🤖 AI Summary
Existing 3D indoor scene generation methods achieve notable progress in coarse-grained furniture layout but remain limited in modeling fine-grained object placement—particularly position, orientation, and collision avoidance—thereby compromising scene realism and physical plausibility. To address this, we propose the first top-down, coarse-to-fine hierarchical generation framework.

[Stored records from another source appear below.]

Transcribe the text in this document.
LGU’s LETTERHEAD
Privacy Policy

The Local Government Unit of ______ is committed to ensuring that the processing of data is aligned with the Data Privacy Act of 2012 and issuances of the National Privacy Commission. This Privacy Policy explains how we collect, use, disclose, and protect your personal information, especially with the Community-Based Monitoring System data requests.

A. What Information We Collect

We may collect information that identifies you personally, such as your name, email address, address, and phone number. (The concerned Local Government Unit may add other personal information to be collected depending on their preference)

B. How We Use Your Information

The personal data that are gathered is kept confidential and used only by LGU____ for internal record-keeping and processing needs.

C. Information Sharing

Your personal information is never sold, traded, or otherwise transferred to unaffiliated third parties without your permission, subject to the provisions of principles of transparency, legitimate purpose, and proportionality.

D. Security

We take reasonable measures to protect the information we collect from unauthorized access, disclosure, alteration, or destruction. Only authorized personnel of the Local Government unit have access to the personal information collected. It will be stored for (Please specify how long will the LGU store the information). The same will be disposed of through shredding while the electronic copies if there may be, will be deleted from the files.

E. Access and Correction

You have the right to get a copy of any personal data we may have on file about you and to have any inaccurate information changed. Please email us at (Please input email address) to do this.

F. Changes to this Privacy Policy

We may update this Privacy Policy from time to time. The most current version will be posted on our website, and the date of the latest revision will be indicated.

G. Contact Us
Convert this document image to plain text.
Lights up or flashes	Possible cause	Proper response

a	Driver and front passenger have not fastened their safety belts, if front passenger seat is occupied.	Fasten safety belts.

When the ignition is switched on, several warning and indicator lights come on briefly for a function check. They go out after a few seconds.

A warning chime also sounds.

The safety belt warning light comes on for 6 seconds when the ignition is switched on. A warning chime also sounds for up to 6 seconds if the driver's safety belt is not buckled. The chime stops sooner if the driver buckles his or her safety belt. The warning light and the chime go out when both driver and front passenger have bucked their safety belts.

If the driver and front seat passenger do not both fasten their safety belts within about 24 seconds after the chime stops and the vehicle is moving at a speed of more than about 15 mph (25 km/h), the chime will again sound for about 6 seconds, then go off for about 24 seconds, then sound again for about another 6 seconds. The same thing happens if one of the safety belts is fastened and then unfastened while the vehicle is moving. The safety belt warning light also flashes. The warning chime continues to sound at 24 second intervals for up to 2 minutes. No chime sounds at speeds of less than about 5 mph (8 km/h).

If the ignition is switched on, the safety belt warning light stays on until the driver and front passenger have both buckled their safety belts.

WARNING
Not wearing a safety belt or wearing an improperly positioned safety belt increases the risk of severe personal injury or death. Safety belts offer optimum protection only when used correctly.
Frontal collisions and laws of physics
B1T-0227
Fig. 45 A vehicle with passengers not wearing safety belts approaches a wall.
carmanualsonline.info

Our approach first decouples vertical (layered) and horizontal (planar) layout relationships, then introduces a learnable layout optimization network that jointly refines object poses while enforcing physical feasibility constraints. This effectively mitigates layout errors and inter-object penetration. Extensive experiments demonstrate state-of-the-art performance across multiple benchmarks, producing structurally coherent, geometrically detailed, and physically plausible 3D indoor scenes. The framework advances high-fidelity 3D environment synthesis for applications including virtual reality and embodied AI.
📝 Abstract
Realistic 3D indoor scene generation is crucial for virtual reality, interior design, embodied intelligence, and scene understanding. While existing methods have made progress in coarse-scale furniture arrangement, they struggle to capture fine-grained object placements, limiting the realism and utility of generated environments. This gap hinders immersive virtual experiences and detailed scene comprehension for embodied AI applications. To address these issues, we propose Hierarchical Layout Generation (HLG), a novel method for fine-grained 3D scene generation. HLG is the first to adopt a coarse-to-fine hierarchical approach, refining scene layouts from large-scale furniture placement to intricate object arrangements. Specifically, our fine-grained layout alignment module constructs a hierarchical layout through vertical and horizontal decoupling, effectively decomposing complex 3D indoor scenes into multiple levels of granularity. Additionally, our trainable layout optimization network addresses placement issues, such as incorrect positioning, orientation errors, and object intersections, ensuring structurally coherent and physically plausible scene generation. We demonstrate the effectiveness of our approach through extensive experiments, showing superior performance in generating realistic indoor scenes compared to existing methods. This work advances the field of scene generation and opens new possibilities for applications requiring detailed 3D environments. We will release our code upon publication to encourage future research.